Saturday, March 30, 2013

Or as they retitled it in North Korea, OLYMPUS HAPPY ALL THE TIME

OLYMPUS HAS FALLEN 
(dir. Antoine Fuqua, 2013)


What a pitch meeting that must have been for "Olympus Has Fallen," no doubt full of wit, passion, and intellectual volleyball...

Director: "So we have this idea for a movie..."

Studio executive: "Stop right there, where do I sign!?"

It helps to know this is actually the executive's 7 year old son sitting in the office of his father, who's caught in a meeting. But details aren't important.

And there might as well be the motto of "Olympus Has Fallen": Details aren't important. For here is a movie that seems to have been assembled from yard sales of better movies. Explosions? Check. Troubled hero seeking redemption? Check. Shots of men leaning over tables, mouth agape, as they watch startling footage on televisions? Check. Actual friggin countdown clock for some kind of bomb? Double check.

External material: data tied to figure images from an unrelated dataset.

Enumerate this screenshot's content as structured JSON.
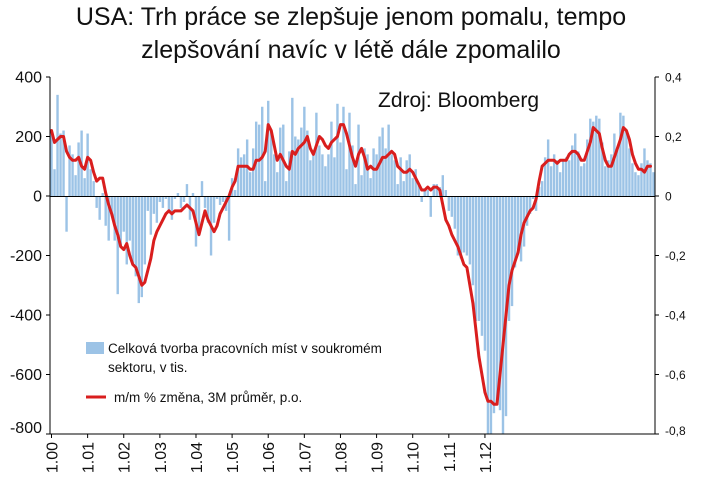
{
  "chart_data": {
    "type": "bar",
    "title": "USA: Trh práce se zlepšuje jenom pomalu, tempo zlepšování navíc v létě dále zpomalilo",
    "title_lines": [
      "USA: Trh práce se zlepšuje jenom pomalu, tempo",
      "zlepšování navíc v létě dále zpomalilo"
    ],
    "source": "Zdroj: Bloomberg",
    "x_tick_labels": [
      "1.00",
      "1.01",
      "1.02",
      "1.03",
      "1.04",
      "1.05",
      "1.06",
      "1.07",
      "1.08",
      "1.09",
      "1.10",
      "1.11",
      "1.12"
    ],
    "x_start": "2000-01",
    "x_end": "2012-08",
    "y_left": {
      "min": -800,
      "max": 400,
      "ticks": [
        "400",
        "200",
        "0",
        "-200",
        "-400",
        "-600",
        "-800"
      ]
    },
    "y_right": {
      "min": -0.8,
      "max": 0.4,
      "ticks": [
        "0,4",
        "0,2",
        "0",
        "-0,2",
        "-0,4",
        "-0,6",
        "-0,8"
      ]
    },
    "grid": false,
    "legend_position": "bottom-left",
    "series": [
      {
        "name": "Celková tvorba pracovních míst v soukromém sektoru, v tis.",
        "name_lines": [
          "Celková tvorba pracovních míst v soukromém",
          "sektoru, v tis."
        ],
        "type": "bar",
        "axis": "left",
        "color": "#9cc3e6",
        "values": [
          220,
          90,
          340,
          210,
          220,
          -120,
          170,
          140,
          70,
          180,
          220,
          60,
          210,
          90,
          50,
          -40,
          -80,
          10,
          -100,
          -150,
          -60,
          -150,
          -330,
          -170,
          -120,
          -230,
          -150,
          -230,
          -270,
          -360,
          -340,
          -230,
          -50,
          -130,
          -60,
          -90,
          -20,
          -40,
          -10,
          -50,
          -80,
          -10,
          10,
          -40,
          -20,
          40,
          -80,
          10,
          -170,
          -130,
          50,
          -40,
          -90,
          -200,
          -90,
          -10,
          -30,
          -20,
          -50,
          -150,
          60,
          20,
          160,
          130,
          140,
          190,
          80,
          160,
          250,
          240,
          300,
          50,
          320,
          220,
          140,
          80,
          230,
          240,
          50,
          150,
          330,
          200,
          190,
          230,
          300,
          220,
          120,
          150,
          280,
          170,
          140,
          100,
          140,
          250,
          130,
          310,
          180,
          300,
          90,
          280,
          170,
          40,
          240,
          70,
          160,
          140,
          60,
          160,
          140,
          200,
          230,
          160,
          240,
          140,
          120,
          40,
          130,
          50,
          120,
          140,
          60,
          90,
          40,
          -20,
          20,
          20,
          -70,
          40,
          40,
          30,
          70,
          20,
          -50,
          -70,
          -110,
          -200,
          -210,
          -190,
          -200,
          -230,
          -300,
          -420,
          -420,
          -470,
          -520,
          -800,
          -800,
          -730,
          -700,
          -720,
          -800,
          -740,
          -420,
          -370,
          -240,
          -180,
          -220,
          -170,
          -100,
          -60,
          -10,
          -50,
          30,
          50,
          130,
          190,
          100,
          140,
          120,
          80,
          120,
          130,
          120,
          170,
          210,
          150,
          100,
          110,
          190,
          260,
          250,
          270,
          260,
          180,
          100,
          120,
          140,
          210,
          160,
          280,
          270,
          220,
          160,
          110,
          80,
          70,
          110,
          160,
          120,
          110,
          80
        ]
      },
      {
        "name": "m/m % změna, 3M průměr, p.o.",
        "type": "line",
        "axis": "right",
        "color": "#d91e1e",
        "values": [
          0.22,
          0.18,
          0.19,
          0.2,
          0.2,
          0.15,
          0.13,
          0.12,
          0.12,
          0.13,
          0.1,
          0.09,
          0.13,
          0.12,
          0.08,
          0.05,
          0.06,
          0.06,
          0.01,
          -0.03,
          -0.06,
          -0.1,
          -0.13,
          -0.17,
          -0.18,
          -0.16,
          -0.2,
          -0.23,
          -0.24,
          -0.27,
          -0.3,
          -0.29,
          -0.25,
          -0.21,
          -0.15,
          -0.12,
          -0.1,
          -0.08,
          -0.06,
          -0.05,
          -0.06,
          -0.05,
          -0.05,
          -0.05,
          -0.04,
          -0.03,
          -0.04,
          -0.05,
          -0.09,
          -0.13,
          -0.09,
          -0.05,
          -0.08,
          -0.1,
          -0.12,
          -0.1,
          -0.06,
          -0.04,
          -0.02,
          0.0,
          0.03,
          0.05,
          0.1,
          0.1,
          0.1,
          0.1,
          0.09,
          0.09,
          0.12,
          0.12,
          0.13,
          0.15,
          0.24,
          0.22,
          0.17,
          0.12,
          0.14,
          0.12,
          0.1,
          0.09,
          0.15,
          0.14,
          0.16,
          0.17,
          0.18,
          0.2,
          0.16,
          0.14,
          0.17,
          0.2,
          0.19,
          0.17,
          0.16,
          0.18,
          0.19,
          0.2,
          0.24,
          0.24,
          0.21,
          0.17,
          0.13,
          0.1,
          0.14,
          0.16,
          0.13,
          0.09,
          0.1,
          0.09,
          0.09,
          0.11,
          0.13,
          0.13,
          0.14,
          0.15,
          0.14,
          0.1,
          0.09,
          0.08,
          0.08,
          0.09,
          0.08,
          0.06,
          0.04,
          0.02,
          0.02,
          0.03,
          0.02,
          0.03,
          0.03,
          0.02,
          -0.03,
          -0.08,
          -0.1,
          -0.13,
          -0.15,
          -0.17,
          -0.2,
          -0.23,
          -0.24,
          -0.3,
          -0.36,
          -0.45,
          -0.54,
          -0.6,
          -0.66,
          -0.69,
          -0.69,
          -0.7,
          -0.7,
          -0.6,
          -0.5,
          -0.4,
          -0.3,
          -0.25,
          -0.22,
          -0.19,
          -0.13,
          -0.09,
          -0.07,
          -0.05,
          -0.04,
          -0.01,
          0.05,
          0.1,
          0.11,
          0.12,
          0.12,
          0.12,
          0.11,
          0.12,
          0.12,
          0.12,
          0.14,
          0.15,
          0.15,
          0.14,
          0.12,
          0.12,
          0.15,
          0.18,
          0.23,
          0.22,
          0.21,
          0.16,
          0.12,
          0.1,
          0.1,
          0.13,
          0.16,
          0.19,
          0.23,
          0.22,
          0.19,
          0.14,
          0.11,
          0.09,
          0.09,
          0.08,
          0.1,
          0.1
        ]
      }
    ]
  }
}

"Olympus Has Fallen" isn't a challenging movie. It isn't a profound movie. It isn't a groundbreaking movie. But it is, by all technical definition, a "movie." As such, the most elemental question one must ask when the lights come back up is, "Am I unhappy with how I spent these two hours?"

Although the answer might only be about 75% , that's high enough for a passing grade if we're using college scales. Director Antoine Fuqua and crew seem to interpret the word "stupid" as a personal challenge, but so cheerfully and so gleefully! I can't remember the last time I saw something so thoroughly wrong-headed while at the same time caring so little. The whole thing is such a delirious assault of stuff that if you concede defeat and go along for the ride, it works, in an admirably goofy way.

With the ulterior motive of supplying future film classes with a scavenger hunt for cliches, "Olympus Has Fallen" concerns Mike Banning (Gerard Butler, perpetually posing for the movie poster), former Secret Service agent who regrettably allowed the First Lady to perish in a car accident while trying to save the president (Aaron Eckhart). Now he works a desk job in the treasury department, but when North Korean baddies invade the White House and hold the president hostage, only one man can save them all! One man that North Korea didn't count on! It's only exclamation points from here on out!

For a movie that devotes its entire first reel developing that tragic back story for Butler, Fuqua and screenwriters Creighton Rothenberger and Katrin Benedikt don't seem to give one cheery damn about it once the mayhem kicks in. Tacked on in a half-assed attempt to give the story emotional heft, it's not only steamrolled over for the sake of action, it's entirely forgotten.

This isn't meant to criticize. Just to point out that the movie has one overarching, adamant goal: watch people kill each other real good. Sure, one could criticize the confusing goal of North Korea to launch some secret American missile system that plays like a nuclear MacGuffin. Or the laughably expository dialogue where characters repeat each other's names and job titles and dramatic purposes in case we forgot. Or the inconsistent ease with which Butler evades the bad guys, then runs into them again when the movie decides it's time for a fight scene.

Want to tackle the movie from that angle? I can't in good conscience argue. Keep fighting the good fight. But we're dealing with a movie whose bottom line is the body count, and sweet Lord, what a body count it has! Characters knifed in the head. Helicopters crashing over the West Wing. Fields of faceless citizens mowed right down with machine gun turrets. 

If the guys at Pixar animated a snuff film in their spare time, this movie no doubt puts their CG blood level to shame. 

"Olympus Has Fallen" coulda used more zest in its screenplay, more spark in its stupidity (although using a Lincoln bust to crush someone's skull was a nice touch). And it uncomfortably straddles the middle ground at times, not sure whether to embrace Roland Emmerich disaster iconography or "so bad it's good" midnight movie cheese.

This is still the stuff from which goofy smiles are born. Watch it in a packed house where sarcastic comments flung at the screen are encouraged. Watch it when it debuts on Starz in three months. Or don't watch it at all. Whatever. "Olympus Has Fallen" has no reason to exist, but I don't deride its existence.

All it lacks is a post-credits shot of a lone White House janitor shoving all the corpses in a pile with a push broom.